Unter dem Titel „Integration von schweren Drohnen in den allgemeinen zivilen Luftraum“ hatte sich die Linksfraktion nach entsprechenden Anstrengungen der Europäischen Union erkundigt.

Seit rund 10 Jahren fördert die Kommission etliche Forschungsprojekte, die vor allem ein Ausweichen der unbemannten Luftfahrtzeuge vor anderen Flugzeugen entwickeln soll.
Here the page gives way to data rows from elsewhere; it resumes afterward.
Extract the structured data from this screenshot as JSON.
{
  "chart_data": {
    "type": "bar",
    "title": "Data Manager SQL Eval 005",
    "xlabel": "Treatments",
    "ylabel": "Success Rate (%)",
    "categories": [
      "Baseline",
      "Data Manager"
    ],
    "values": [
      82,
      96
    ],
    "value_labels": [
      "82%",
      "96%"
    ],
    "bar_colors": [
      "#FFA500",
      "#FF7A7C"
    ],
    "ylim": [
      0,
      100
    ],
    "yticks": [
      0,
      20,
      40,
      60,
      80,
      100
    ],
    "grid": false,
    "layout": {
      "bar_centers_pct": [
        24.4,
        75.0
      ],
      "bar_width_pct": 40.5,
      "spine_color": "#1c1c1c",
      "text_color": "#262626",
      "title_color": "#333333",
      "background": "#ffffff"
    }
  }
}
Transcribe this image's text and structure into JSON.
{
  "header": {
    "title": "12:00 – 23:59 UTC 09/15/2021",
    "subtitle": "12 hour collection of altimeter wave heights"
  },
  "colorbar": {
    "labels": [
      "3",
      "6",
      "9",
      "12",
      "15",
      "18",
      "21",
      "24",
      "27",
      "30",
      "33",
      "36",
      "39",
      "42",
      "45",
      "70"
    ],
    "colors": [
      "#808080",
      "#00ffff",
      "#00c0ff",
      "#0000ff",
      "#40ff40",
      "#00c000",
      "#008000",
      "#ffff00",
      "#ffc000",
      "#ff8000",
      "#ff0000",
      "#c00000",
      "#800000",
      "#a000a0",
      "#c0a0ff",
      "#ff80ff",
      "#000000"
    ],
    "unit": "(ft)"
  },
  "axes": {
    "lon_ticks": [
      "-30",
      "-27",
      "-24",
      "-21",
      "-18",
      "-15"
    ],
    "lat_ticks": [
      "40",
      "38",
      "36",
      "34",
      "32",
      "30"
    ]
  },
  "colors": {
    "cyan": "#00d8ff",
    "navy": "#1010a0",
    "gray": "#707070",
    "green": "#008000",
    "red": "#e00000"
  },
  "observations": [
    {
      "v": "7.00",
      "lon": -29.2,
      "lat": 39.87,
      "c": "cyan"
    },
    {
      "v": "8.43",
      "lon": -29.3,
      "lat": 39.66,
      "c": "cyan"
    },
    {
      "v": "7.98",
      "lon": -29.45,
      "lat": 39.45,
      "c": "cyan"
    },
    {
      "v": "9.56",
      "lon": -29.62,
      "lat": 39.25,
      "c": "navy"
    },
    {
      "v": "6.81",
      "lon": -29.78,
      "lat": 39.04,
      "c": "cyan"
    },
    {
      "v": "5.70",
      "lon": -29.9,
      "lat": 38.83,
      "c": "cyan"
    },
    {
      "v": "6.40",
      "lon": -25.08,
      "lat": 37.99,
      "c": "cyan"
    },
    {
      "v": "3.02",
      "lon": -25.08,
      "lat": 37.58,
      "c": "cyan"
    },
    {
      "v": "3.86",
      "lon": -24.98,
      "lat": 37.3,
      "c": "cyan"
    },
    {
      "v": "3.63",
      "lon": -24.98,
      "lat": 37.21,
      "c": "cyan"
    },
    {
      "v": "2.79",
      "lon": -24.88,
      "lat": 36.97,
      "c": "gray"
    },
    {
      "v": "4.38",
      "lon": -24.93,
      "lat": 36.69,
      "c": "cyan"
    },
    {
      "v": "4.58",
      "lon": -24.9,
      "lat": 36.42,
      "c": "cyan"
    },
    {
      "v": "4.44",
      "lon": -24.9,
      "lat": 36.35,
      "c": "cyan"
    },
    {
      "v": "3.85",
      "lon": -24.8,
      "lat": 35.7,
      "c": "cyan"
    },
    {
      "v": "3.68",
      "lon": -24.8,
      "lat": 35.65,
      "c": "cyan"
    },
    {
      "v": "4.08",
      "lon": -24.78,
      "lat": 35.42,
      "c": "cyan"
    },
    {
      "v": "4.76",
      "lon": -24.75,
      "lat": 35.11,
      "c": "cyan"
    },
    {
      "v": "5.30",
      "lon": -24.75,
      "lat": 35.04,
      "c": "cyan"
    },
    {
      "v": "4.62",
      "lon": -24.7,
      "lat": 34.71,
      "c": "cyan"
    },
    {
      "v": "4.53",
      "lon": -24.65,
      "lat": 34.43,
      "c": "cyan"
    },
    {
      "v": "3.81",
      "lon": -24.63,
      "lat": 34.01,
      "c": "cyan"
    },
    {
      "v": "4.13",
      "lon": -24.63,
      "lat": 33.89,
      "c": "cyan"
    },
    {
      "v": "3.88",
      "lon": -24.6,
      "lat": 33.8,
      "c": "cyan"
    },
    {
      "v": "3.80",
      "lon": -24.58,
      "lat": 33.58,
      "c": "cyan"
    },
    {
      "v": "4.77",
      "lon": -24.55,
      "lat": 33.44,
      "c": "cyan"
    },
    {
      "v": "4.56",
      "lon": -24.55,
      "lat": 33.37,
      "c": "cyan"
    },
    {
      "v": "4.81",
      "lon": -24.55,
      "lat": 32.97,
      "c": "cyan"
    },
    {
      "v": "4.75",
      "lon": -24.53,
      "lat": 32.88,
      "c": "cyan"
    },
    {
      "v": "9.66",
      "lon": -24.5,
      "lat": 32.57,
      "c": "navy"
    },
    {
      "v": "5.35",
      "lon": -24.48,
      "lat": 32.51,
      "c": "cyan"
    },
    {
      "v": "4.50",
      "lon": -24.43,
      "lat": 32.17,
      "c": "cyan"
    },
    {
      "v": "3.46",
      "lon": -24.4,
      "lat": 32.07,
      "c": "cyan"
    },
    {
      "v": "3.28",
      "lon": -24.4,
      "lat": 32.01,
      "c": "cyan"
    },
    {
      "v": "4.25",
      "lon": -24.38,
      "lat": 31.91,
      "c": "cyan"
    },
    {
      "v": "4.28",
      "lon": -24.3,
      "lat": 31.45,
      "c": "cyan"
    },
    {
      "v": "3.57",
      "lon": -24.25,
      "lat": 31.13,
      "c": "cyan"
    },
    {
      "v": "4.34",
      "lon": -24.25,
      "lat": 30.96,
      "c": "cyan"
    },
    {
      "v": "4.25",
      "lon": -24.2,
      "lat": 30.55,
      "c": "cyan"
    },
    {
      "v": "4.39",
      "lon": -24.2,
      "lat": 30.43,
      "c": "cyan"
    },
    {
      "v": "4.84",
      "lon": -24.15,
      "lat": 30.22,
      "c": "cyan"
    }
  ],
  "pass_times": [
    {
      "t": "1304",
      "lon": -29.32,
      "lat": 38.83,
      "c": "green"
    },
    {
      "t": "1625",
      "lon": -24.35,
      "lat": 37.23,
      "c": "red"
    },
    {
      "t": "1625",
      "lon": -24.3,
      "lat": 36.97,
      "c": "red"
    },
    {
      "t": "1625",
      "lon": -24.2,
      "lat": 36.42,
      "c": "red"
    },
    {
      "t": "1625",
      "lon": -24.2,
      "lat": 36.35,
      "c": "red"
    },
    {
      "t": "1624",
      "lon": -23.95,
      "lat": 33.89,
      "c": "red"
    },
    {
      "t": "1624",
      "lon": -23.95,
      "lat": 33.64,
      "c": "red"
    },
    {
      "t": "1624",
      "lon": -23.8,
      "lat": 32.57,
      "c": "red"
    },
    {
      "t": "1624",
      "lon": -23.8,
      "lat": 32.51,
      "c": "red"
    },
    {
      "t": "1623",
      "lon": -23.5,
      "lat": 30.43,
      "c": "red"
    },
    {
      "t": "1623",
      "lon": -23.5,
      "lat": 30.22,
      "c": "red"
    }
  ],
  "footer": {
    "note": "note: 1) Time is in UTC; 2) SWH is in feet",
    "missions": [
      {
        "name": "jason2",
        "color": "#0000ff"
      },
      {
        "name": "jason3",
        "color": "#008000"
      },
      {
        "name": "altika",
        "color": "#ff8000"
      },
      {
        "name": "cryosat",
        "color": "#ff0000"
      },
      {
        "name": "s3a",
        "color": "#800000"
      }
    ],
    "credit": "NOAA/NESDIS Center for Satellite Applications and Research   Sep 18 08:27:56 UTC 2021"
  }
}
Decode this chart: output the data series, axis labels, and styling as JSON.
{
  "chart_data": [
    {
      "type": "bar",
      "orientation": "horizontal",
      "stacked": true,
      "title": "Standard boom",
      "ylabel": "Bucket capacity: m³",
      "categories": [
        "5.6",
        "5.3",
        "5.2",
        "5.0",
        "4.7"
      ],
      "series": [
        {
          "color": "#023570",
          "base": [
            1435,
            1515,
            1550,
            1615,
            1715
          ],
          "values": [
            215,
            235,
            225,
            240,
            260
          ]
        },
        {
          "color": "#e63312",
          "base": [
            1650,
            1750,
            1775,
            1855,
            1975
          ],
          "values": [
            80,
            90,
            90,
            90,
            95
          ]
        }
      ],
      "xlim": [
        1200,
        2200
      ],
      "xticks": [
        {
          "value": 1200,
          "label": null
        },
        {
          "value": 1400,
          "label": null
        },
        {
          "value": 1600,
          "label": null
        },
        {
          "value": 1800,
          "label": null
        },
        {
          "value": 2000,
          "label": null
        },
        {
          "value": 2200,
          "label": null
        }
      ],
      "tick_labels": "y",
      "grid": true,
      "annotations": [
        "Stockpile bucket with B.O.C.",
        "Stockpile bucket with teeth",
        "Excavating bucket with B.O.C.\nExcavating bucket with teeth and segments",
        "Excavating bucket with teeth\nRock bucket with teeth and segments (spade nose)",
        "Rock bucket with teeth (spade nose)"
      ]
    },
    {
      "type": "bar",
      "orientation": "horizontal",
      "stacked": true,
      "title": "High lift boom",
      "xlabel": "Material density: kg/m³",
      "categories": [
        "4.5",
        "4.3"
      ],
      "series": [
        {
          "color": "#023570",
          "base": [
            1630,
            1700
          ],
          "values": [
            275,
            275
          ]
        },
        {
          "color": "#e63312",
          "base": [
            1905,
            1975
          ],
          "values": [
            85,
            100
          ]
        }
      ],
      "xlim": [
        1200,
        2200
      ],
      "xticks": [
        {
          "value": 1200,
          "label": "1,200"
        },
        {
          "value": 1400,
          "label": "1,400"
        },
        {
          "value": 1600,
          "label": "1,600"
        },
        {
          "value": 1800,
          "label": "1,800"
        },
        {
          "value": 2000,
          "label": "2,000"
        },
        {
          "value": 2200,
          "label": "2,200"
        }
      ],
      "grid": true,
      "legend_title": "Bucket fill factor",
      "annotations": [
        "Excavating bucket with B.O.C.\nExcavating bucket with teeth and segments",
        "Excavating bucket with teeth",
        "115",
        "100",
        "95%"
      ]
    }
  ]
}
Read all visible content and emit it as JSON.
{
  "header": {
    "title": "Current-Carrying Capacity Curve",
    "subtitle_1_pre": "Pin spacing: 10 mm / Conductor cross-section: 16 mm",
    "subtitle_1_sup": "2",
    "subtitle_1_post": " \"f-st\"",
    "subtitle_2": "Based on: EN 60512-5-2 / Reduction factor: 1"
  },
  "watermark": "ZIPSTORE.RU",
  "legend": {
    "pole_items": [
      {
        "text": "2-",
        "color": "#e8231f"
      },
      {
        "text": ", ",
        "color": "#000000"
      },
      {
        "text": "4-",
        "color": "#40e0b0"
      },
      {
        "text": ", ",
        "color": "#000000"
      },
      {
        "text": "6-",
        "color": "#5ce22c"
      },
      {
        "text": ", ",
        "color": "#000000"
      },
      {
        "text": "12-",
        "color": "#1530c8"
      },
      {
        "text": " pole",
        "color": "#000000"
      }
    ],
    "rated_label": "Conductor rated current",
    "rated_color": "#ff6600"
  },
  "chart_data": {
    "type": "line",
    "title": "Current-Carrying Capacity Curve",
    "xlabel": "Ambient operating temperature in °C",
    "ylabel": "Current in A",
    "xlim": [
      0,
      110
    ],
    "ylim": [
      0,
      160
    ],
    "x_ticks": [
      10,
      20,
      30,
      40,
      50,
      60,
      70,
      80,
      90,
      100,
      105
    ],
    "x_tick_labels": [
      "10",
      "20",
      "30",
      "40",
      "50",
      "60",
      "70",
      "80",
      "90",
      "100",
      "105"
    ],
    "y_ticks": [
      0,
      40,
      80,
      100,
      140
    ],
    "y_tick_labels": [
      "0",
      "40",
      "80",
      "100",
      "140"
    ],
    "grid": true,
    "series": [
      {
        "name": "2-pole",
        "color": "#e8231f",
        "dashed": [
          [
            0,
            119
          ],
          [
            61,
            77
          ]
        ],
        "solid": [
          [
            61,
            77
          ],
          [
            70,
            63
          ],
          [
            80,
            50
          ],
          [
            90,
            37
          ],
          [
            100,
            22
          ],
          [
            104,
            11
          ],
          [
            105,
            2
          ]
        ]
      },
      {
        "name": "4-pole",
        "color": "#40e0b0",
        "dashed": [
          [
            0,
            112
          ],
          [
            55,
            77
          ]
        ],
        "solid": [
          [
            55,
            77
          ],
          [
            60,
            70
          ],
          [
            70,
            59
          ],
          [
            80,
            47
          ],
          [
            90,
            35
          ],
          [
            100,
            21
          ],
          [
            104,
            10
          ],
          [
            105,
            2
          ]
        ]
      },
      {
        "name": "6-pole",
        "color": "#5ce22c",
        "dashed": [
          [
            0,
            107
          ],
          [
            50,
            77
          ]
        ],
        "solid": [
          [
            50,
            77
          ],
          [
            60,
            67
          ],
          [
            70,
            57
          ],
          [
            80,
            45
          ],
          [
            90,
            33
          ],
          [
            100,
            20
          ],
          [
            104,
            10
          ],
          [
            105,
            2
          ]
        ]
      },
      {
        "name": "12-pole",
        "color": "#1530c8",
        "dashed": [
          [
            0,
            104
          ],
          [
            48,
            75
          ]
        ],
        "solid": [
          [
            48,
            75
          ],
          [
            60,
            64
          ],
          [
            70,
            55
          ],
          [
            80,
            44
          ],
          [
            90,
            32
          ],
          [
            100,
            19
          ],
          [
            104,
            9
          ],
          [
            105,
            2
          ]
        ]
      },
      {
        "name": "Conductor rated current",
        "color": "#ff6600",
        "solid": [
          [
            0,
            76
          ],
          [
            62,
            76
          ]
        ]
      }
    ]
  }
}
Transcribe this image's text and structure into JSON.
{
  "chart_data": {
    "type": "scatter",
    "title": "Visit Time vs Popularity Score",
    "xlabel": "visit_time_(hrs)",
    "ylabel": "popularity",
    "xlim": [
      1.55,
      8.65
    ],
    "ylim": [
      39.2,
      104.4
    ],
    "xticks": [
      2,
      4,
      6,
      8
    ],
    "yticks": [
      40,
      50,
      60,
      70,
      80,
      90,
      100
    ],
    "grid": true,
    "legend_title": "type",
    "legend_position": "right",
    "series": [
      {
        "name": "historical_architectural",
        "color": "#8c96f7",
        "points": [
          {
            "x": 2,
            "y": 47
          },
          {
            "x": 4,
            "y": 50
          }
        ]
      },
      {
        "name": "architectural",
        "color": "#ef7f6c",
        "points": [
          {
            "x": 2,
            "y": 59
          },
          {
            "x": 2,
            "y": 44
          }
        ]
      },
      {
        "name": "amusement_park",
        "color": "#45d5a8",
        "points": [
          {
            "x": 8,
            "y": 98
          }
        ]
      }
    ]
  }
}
Wenn diese Fähigkeit umgesetzt ist, will die Europäische Agentur für Flugsicherheit (EASA) mit Sitz in Köln Flüge von Drohnen im „Einheitlichen Europäischen Luftraum“ („Single European Sky“; SES) erlauben.

Andrej Hunko weiter:

„Die Kommission will verbindliche Regelungen zur Integration der Drohnen in den vornehmlich zivil genutzten Luftraum für alle Mitgliedstaaten entwickeln. Die Initiativen der zuständigen ‚Lenkungsgruppe‘ begünstigen aber vor allem die Drohnen-Hersteller. Viele Maßnahmen werden von der Generaldirektion Unternehmen und Industrie verantwortet – ein weiterer Beleg für den Einfluss der Drohnen-Lobby auf die EU-Politik.

Die Internationale Zivilluftfahrtorganisation (ICAO) hat Drohnen mittlerweile als Flugzeuge anerkannt. Etliche internationale Verträge müssen nun geändert werden. Dies ist aber nicht nur eine Angelegenheit der Verkehrs- oder Industriepolitik. Stattdessen müssen unbedingt Gruppen aus der Zivilgesellschaft eingebunden werden.

Militärisch genutzte Drohnen stehen außerhalb der Regulierung im ‚‘Einheitlichen Europäischen Luftraum‘. Dennoch sind militärische Behörden und Ministerien der EU-Mitgliedstaaten an vielen Vorhaben der Kommission bzw. der EASA beteiligt. Gerade die Nutzung für militärische, aber auch polizeiliche Zwecke erfordert jedoch die zwingende Beteiligung von kritischen Stimmen. Hierzu gehören Akteure aus den Spektren Bürgerrechte, Friedenssicherung und Antimilitarismus, alternative Verkehrspolitik, aber vor allem des Datenschutzes.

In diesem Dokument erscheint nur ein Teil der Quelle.